Iman Mersal is an Egyptian poet, essayist, translator and literary scholar. She is the author of five books of Arabic poetry, selections from which have been translated into several languages, including English, Spanish, French, Italian, German, Hebrew and Hindi. In English translation, her poems have appeared in Parnassus, Paris Review, The Nation, American Poetry Review, The Kenyon Review and Michigan Quarterly Review. A selection of Mersal's poetry, entitled These Are Not Oranges, My Love, and translated by the poet Khaled Mattawa, was published in 2008 (Sheep Meadow Press). Her most recent publications include an Arabic translation of Charles Simic's memoir, A Fly in the Soup (Al Kotob Khan, 2016, Cairo), and a group of essays, How to mend: on motherhood and its ghosts (Kayfa ta and Mophradat, 2017). Forthcoming in 2017 is Images of America in Arabic Travel Literature (in Arabic, Al Kotob Khan), based on her 2009 dissertation from Cairo University.

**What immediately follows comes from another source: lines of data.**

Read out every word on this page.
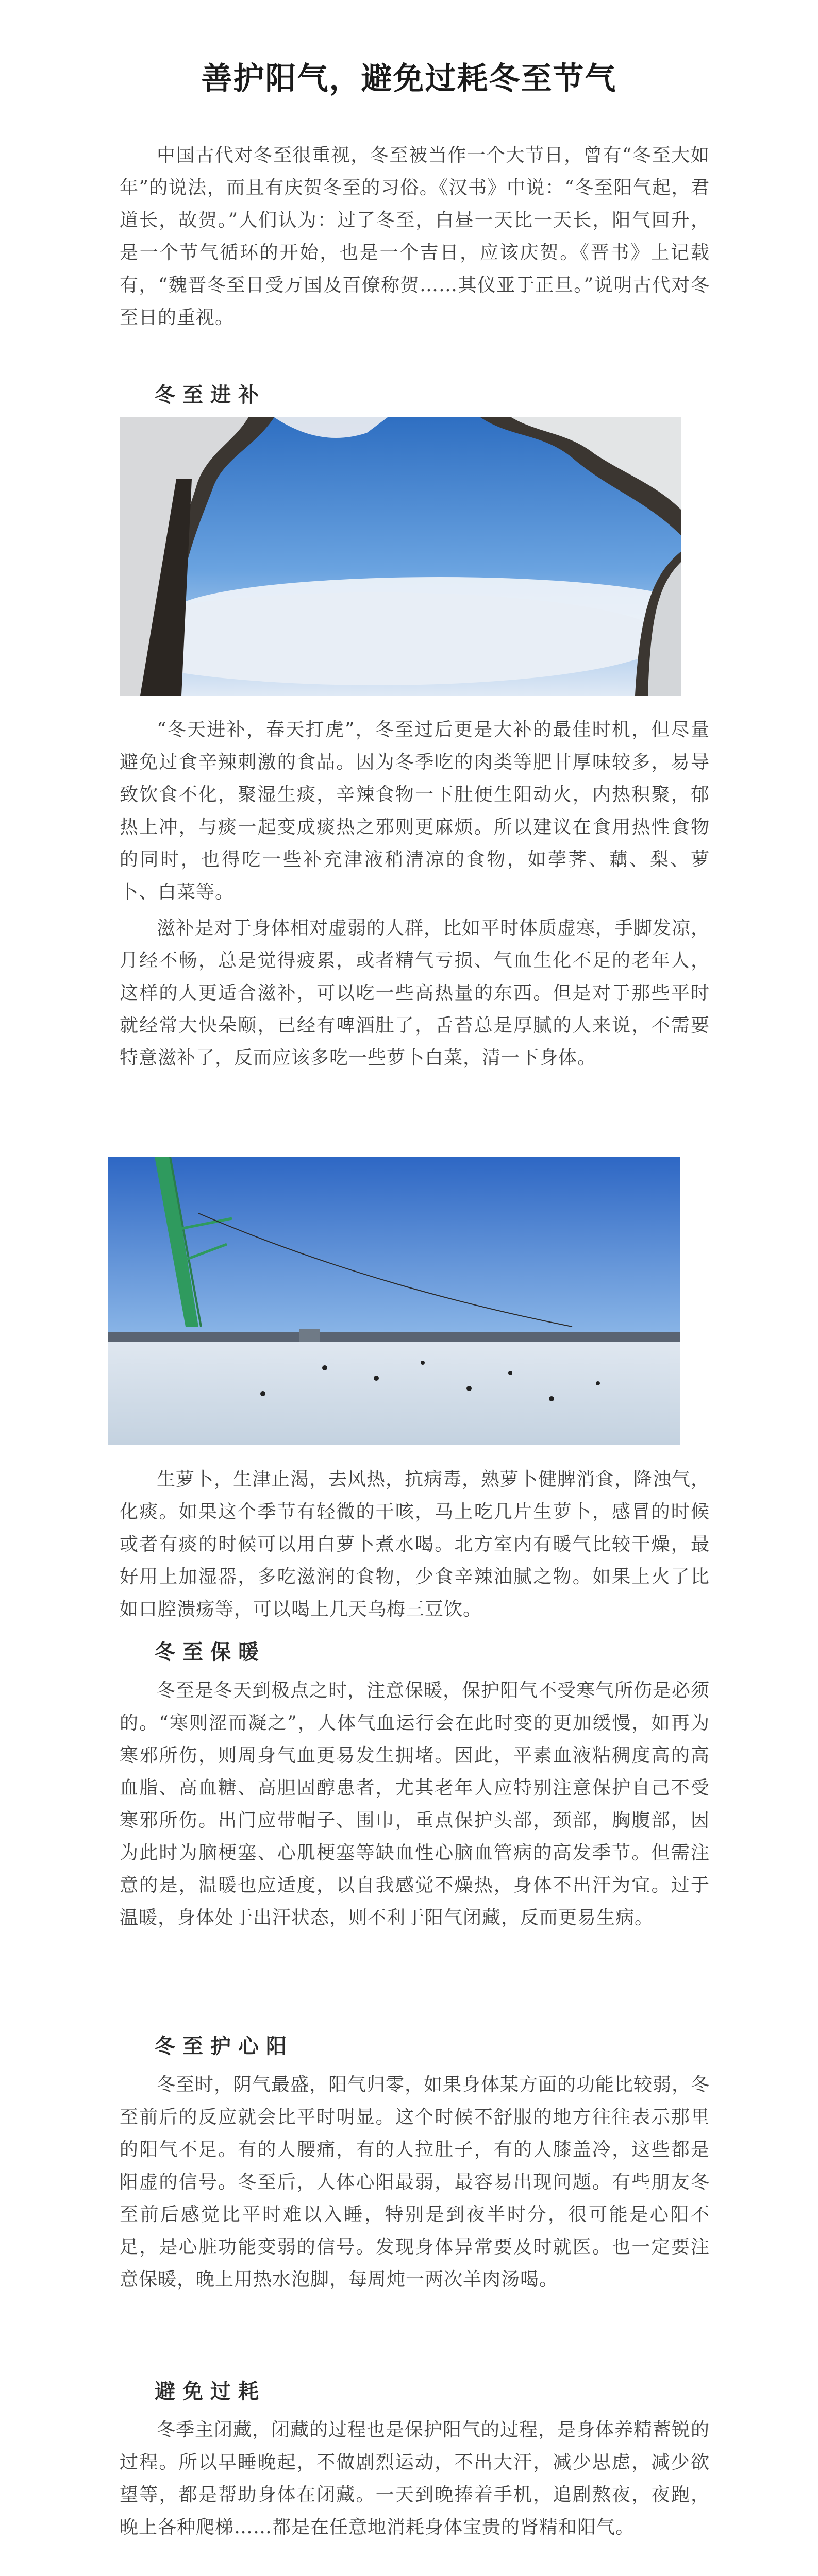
善护阳气，避免过耗冬至节气

中国古代对冬至很重视，冬至被当作一个大节日，曾有“冬至大如年”的说法，而且有庆贺冬至的习俗。《汉书》中说：“冬至阳气起，君道长，故贺。”人们认为：过了冬至，白昼一天比一天长，阳气回升，是一个节气循环的开始，也是一个吉日，应该庆贺。《晋书》上记载有，“魏晋冬至日受万国及百僚称贺……其仪亚于正旦。”说明古代对冬至日的重视。

冬至进补

“冬天进补，春天打虎”，冬至过后更是大补的最佳时机，但尽量避免过食辛辣刺激的食品。因为冬季吃的肉类等肥甘厚味较多，易导致饮食不化，聚湿生痰，辛辣食物一下肚便生阳动火，内热积聚，郁热上冲，与痰一起变成痰热之邪则更麻烦。所以建议在食用热性食物的同时，也得吃一些补充津液稍清凉的食物，如荸荠、藕、梨、萝卜、白菜等。

滋补是对于身体相对虚弱的人群，比如平时体质虚寒，手脚发凉，月经不畅，总是觉得疲累，或者精气亏损、气血生化不足的老年人，这样的人更适合滋补，可以吃一些高热量的东西。但是对于那些平时就经常大快朵颐，已经有啤酒肚了，舌苔总是厚腻的人来说，不需要特意滋补了，反而应该多吃一些萝卜白菜，清一下身体。

生萝卜，生津止渴，去风热，抗病毒，熟萝卜健脾消食，降浊气，化痰。如果这个季节有轻微的干咳，马上吃几片生萝卜，感冒的时候或者有痰的时候可以用白萝卜煮水喝。北方室内有暖气比较干燥，最好用上加湿器，多吃滋润的食物，少食辛辣油腻之物。如果上火了比如口腔溃疡等，可以喝上几天乌梅三豆饮。

冬至保暖

冬至是冬天到极点之时，注意保暖，保护阳气不受寒气所伤是必须的。“寒则涩而凝之”，人体气血运行会在此时变的更加缓慢，如再为寒邪所伤，则周身气血更易发生拥堵。因此，平素血液粘稠度高的高血脂、高血糖、高胆固醇患者，尤其老年人应特别注意保护自己不受寒邪所伤。出门应带帽子、围巾，重点保护头部，颈部，胸腹部，因为此时为脑梗塞、心肌梗塞等缺血性心脑血管病的高发季节。但需注意的是，温暖也应适度，以自我感觉不燥热，身体不出汗为宜。过于温暖，身体处于出汗状态，则不利于阳气闭藏，反而更易生病。

冬至护心阳

冬至时，阴气最盛，阳气归零，如果身体某方面的功能比较弱，冬至前后的反应就会比平时明显。这个时候不舒服的地方往往表示那里的阳气不足。有的人腰痛，有的人拉肚子，有的人膝盖冷，这些都是阳虚的信号。冬至后，人体心阳最弱，最容易出现问题。有些朋友冬至前后感觉比平时难以入睡，特别是到夜半时分，很可能是心阳不足，是心脏功能变弱的信号。发现身体异常要及时就医。也一定要注意保暖，晚上用热水泡脚，每周炖一两次羊肉汤喝。

避免过耗

冬季主闭藏，闭藏的过程也是保护阳气的过程，是身体养精蓄锐的过程。所以早睡晚起，不做剧烈运动，不出大汗，减少思虑，减少欲望等，都是帮助身体在闭藏。一天到晚捧着手机，追剧熬夜，夜跑，晚上各种爬梯……都是在任意地消耗身体宝贵的肾精和阳气。
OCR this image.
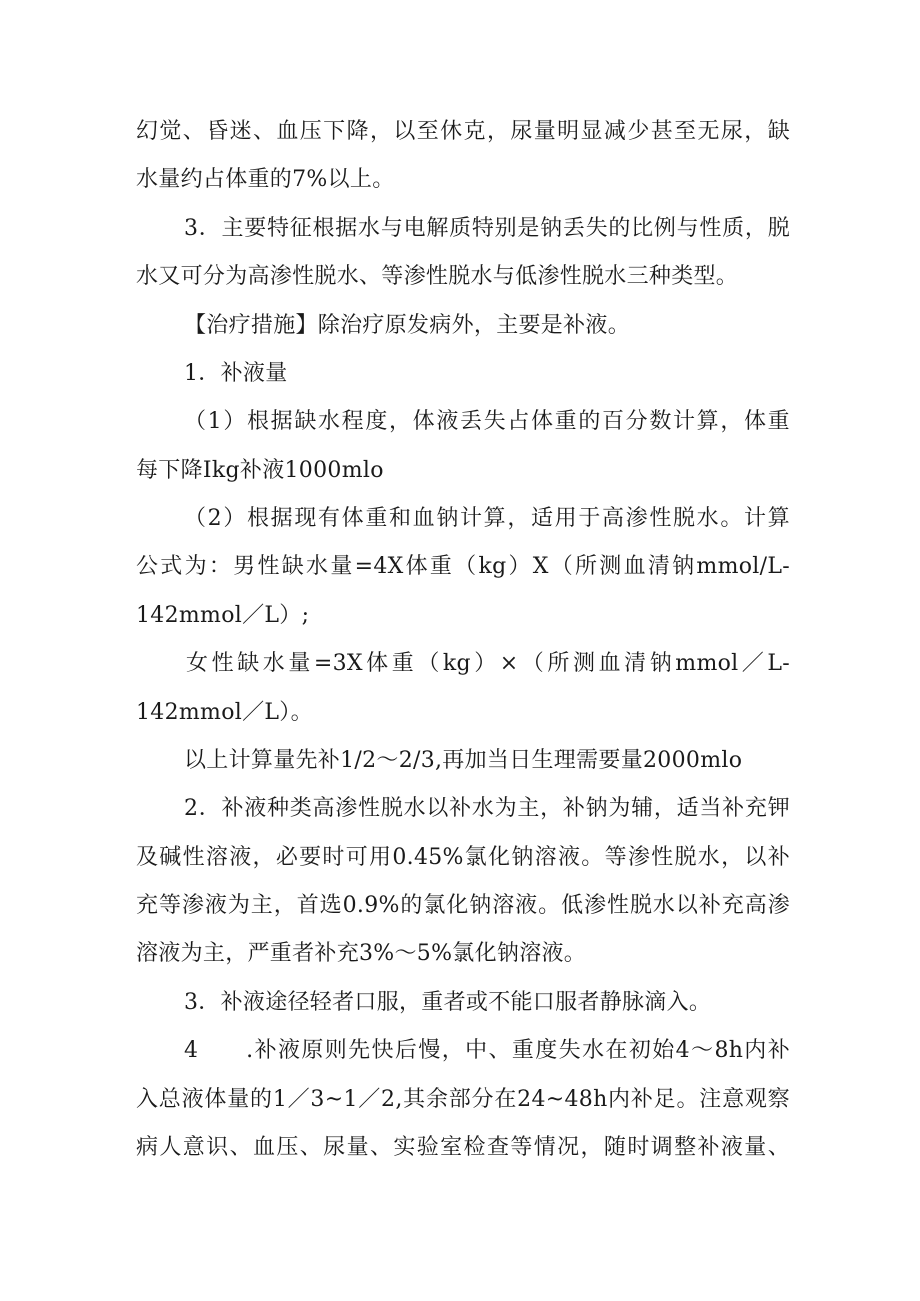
幻觉、昏迷、血压下降，以至休克，尿量明显减少甚至无尿，缺
水量约占体重的7%以上。
3．主要特征根据水与电解质特别是钠丢失的比例与性质，脱
水又可分为高渗性脱水、等渗性脱水与低渗性脱水三种类型。
【治疗措施】除治疗原发病外，主要是补液。
1．补液量
（1）根据缺水程度，体液丢失占体重的百分数计算，体重
每下降Ikg补液1000mlo
（2）根据现有体重和血钠计算，适用于高渗性脱水。计算
公式为：男性缺水量=4X体重（kg）X（所测血清钠mmol/L-
142mmol／L）;
女性缺水量=3X体重（kg）×（所测血清钠mmol／L-
142mmol／L）。
以上计算量先补1/2～2/3,再加当日生理需要量2000mlo
2．补液种类高渗性脱水以补水为主，补钠为辅，适当补充钾
及碱性溶液，必要时可用0.45%氯化钠溶液。等渗性脱水，以补
充等渗液为主，首选0.9%的氯化钠溶液。低渗性脱水以补充高渗
溶液为主，严重者补充3%～5%氯化钠溶液。
3．补液途径轻者口服，重者或不能口服者静脉滴入。
4　　.补液原则先快后慢，中、重度失水在初始4～8h内补
入总液体量的1／3~1／2,其余部分在24~48h内补足。注意观察
病人意识、血压、尿量、实验室检查等情况，随时调整补液量、
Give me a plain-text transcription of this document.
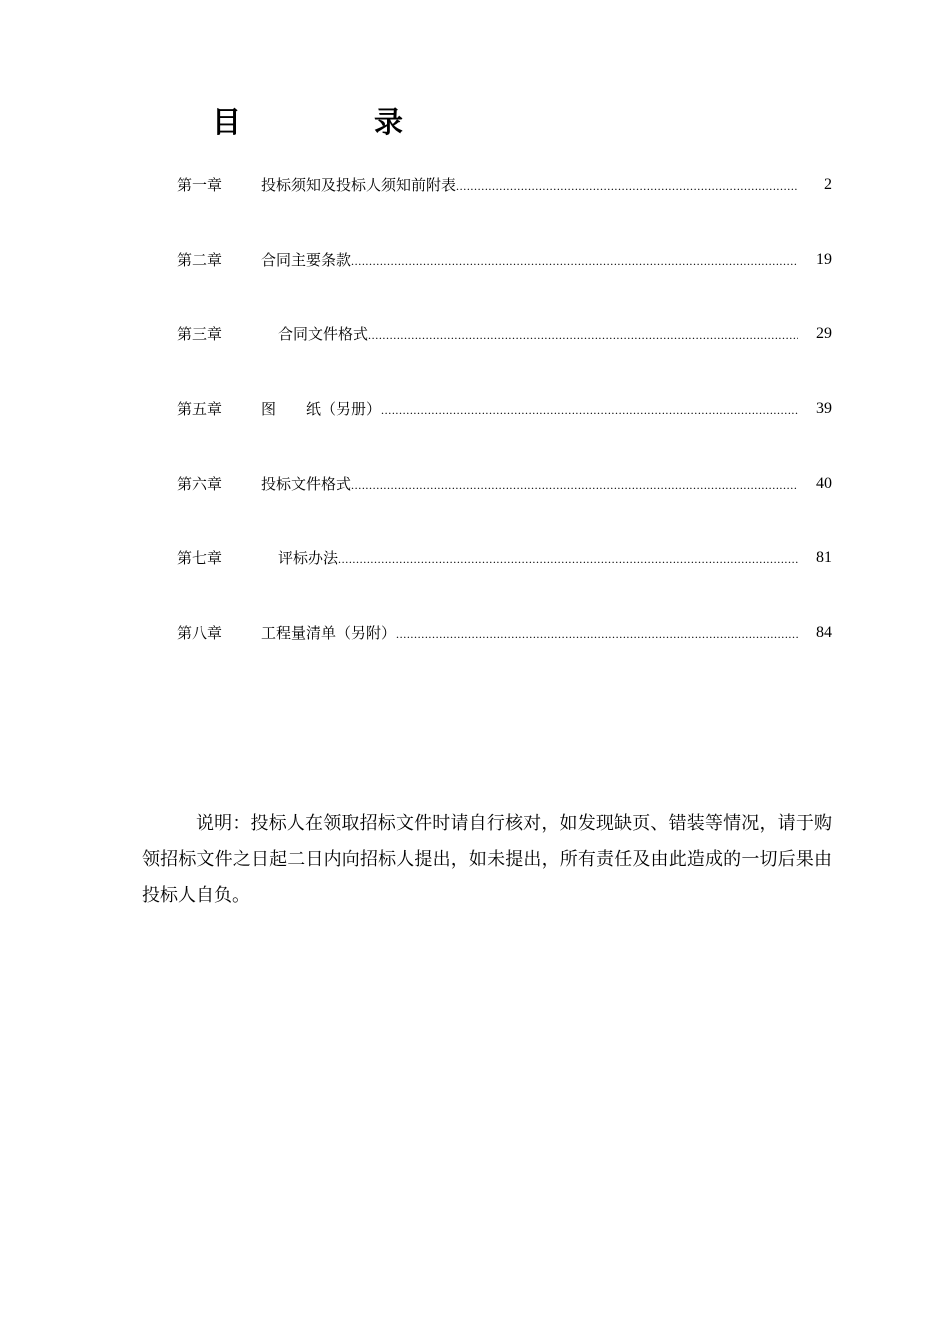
目　录
第一章	投标须知及投标人须知前附表 .....	2
第二章	合同主要条款 .....	19
第三章	合同文件格式 .....	29
第五章	图　　纸（另册） .....	39
第六章	投标文件格式 .....	40
第七章	评标办法 .....	81
第八章	工程量清单（另附） .....	84

说明：投标人在领取招标文件时请自行核对，如发现缺页、错装等情况，请于购领招标文件之日起二日内向招标人提出，如未提出，所有责任及由此造成的一切后果由投标人自负。
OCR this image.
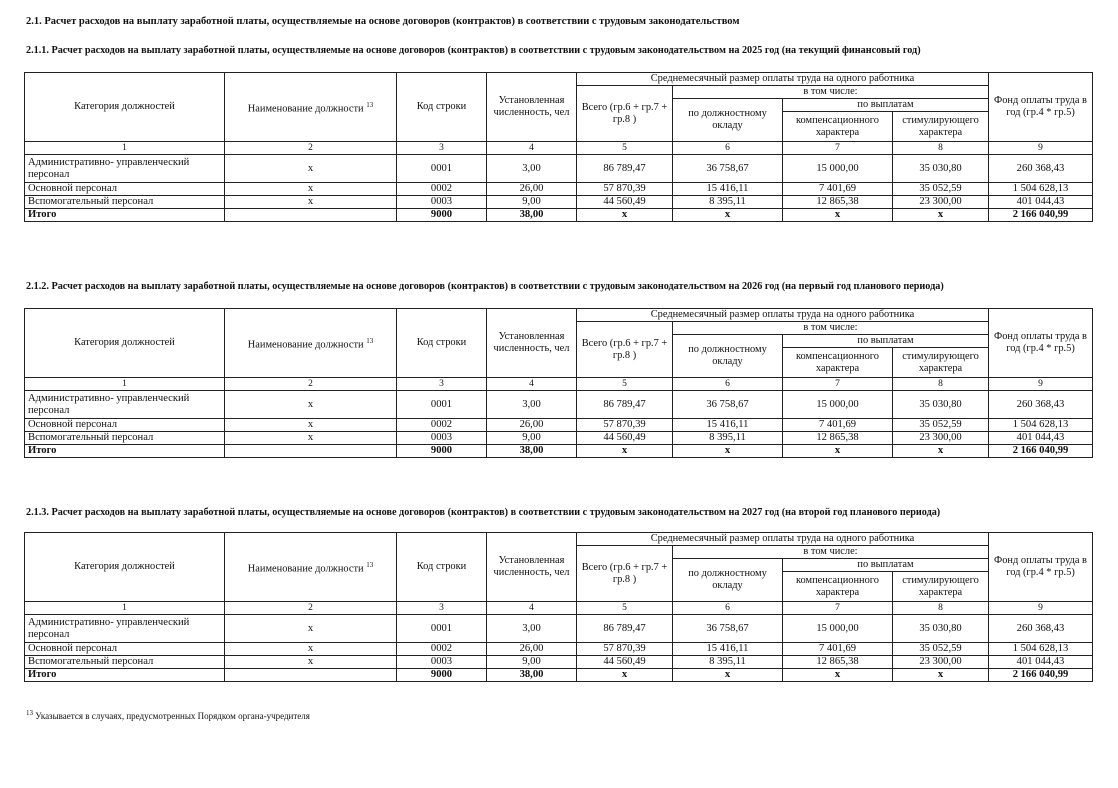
2.1. Расчет расходов на выплату заработной платы, осуществляемые на основе договоров (контрактов) в соответствии с трудовым законодательством
2.1.1. Расчет расходов на выплату заработной платы, осуществляемые на основе договоров (контрактов) в соответствии с трудовым законодательством на 2025 год (на текущий финансовый год)
Категория должностей	Наименование должности $^{13}$	Код строки	Установленная численность, чел	Среднемесячный размер оплаты труда на одного работника				Фонд оплаты труда в год (гр.4 * гр.5)
				Всего (гр.6 + гр.7 + гр.8 )	в том числе:			
					по должностному окладу	по выплатам		
						компенсационного характера	стимулирующего характера	
1	2	3	4	5	6	7	8	9
Административно- управленческий персонал	х	0001	3,00	86 789,47	36 758,67	15 000,00	35 030,80	260 368,43
Основной персонал	х	0002	26,00	57 870,39	15 416,11	7 401,69	35 052,59	1 504 628,13
Вспомогательный персонал	х	0003	9,00	44 560,49	8 395,11	12 865,38	23 300,00	401 044,43
Итого		9000	38,00	х	х	х	х	2 166 040,99
2.1.2. Расчет расходов на выплату заработной платы, осуществляемые на основе договоров (контрактов) в соответствии с трудовым законодательством на 2026 год (на первый год планового периода)
Категория должностей	Наименование должности $^{13}$	Код строки	Установленная численность, чел	Среднемесячный размер оплаты труда на одного работника				Фонд оплаты труда в год (гр.4 * гр.5)
				Всего (гр.6 + гр.7 + гр.8 )	в том числе:			
					по должностному окладу	по выплатам		
						компенсационного характера	стимулирующего характера	
1	2	3	4	5	6	7	8	9
Административно- управленческий персонал	х	0001	3,00	86 789,47	36 758,67	15 000,00	35 030,80	260 368,43
Основной персонал	х	0002	26,00	57 870,39	15 416,11	7 401,69	35 052,59	1 504 628,13
Вспомогательный персонал	х	0003	9,00	44 560,49	8 395,11	12 865,38	23 300,00	401 044,43
Итого		9000	38,00	х	х	х	х	2 166 040,99
2.1.3. Расчет расходов на выплату заработной платы, осуществляемые на основе договоров (контрактов) в соответствии с трудовым законодательством на 2027 год (на второй год планового периода)
Категория должностей	Наименование должности $^{13}$	Код строки	Установленная численность, чел	Среднемесячный размер оплаты труда на одного работника				Фонд оплаты труда в год (гр.4 * гр.5)
				Всего (гр.6 + гр.7 + гр.8 )	в том числе:			
					по должностному окладу	по выплатам		
						компенсационного характера	стимулирующего характера	
1	2	3	4	5	6	7	8	9
Административно- управленческий персонал	х	0001	3,00	86 789,47	36 758,67	15 000,00	35 030,80	260 368,43
Основной персонал	х	0002	26,00	57 870,39	15 416,11	7 401,69	35 052,59	1 504 628,13
Вспомогательный персонал	х	0003	9,00	44 560,49	8 395,11	12 865,38	23 300,00	401 044,43
Итого		9000	38,00	х	х	х	х	2 166 040,99
$^{13}$ Указывается в случаях, предусмотренных Порядком органа-учредителя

In Egypt, Mersal served as editor of two cultural and literary reviews, Bint al-Ard (from 1986 to 1992), which she also co-founded, and Adab wa Naqd (from 1994 to 1996). She moved to Boston in 1998, and then to Edmonton, Canada, where she is currently an associate professor of Arabic literature at the University of Alberta. She was a EUME Fellow at the Forum Transregionale Studien, Berlin, 2012-13.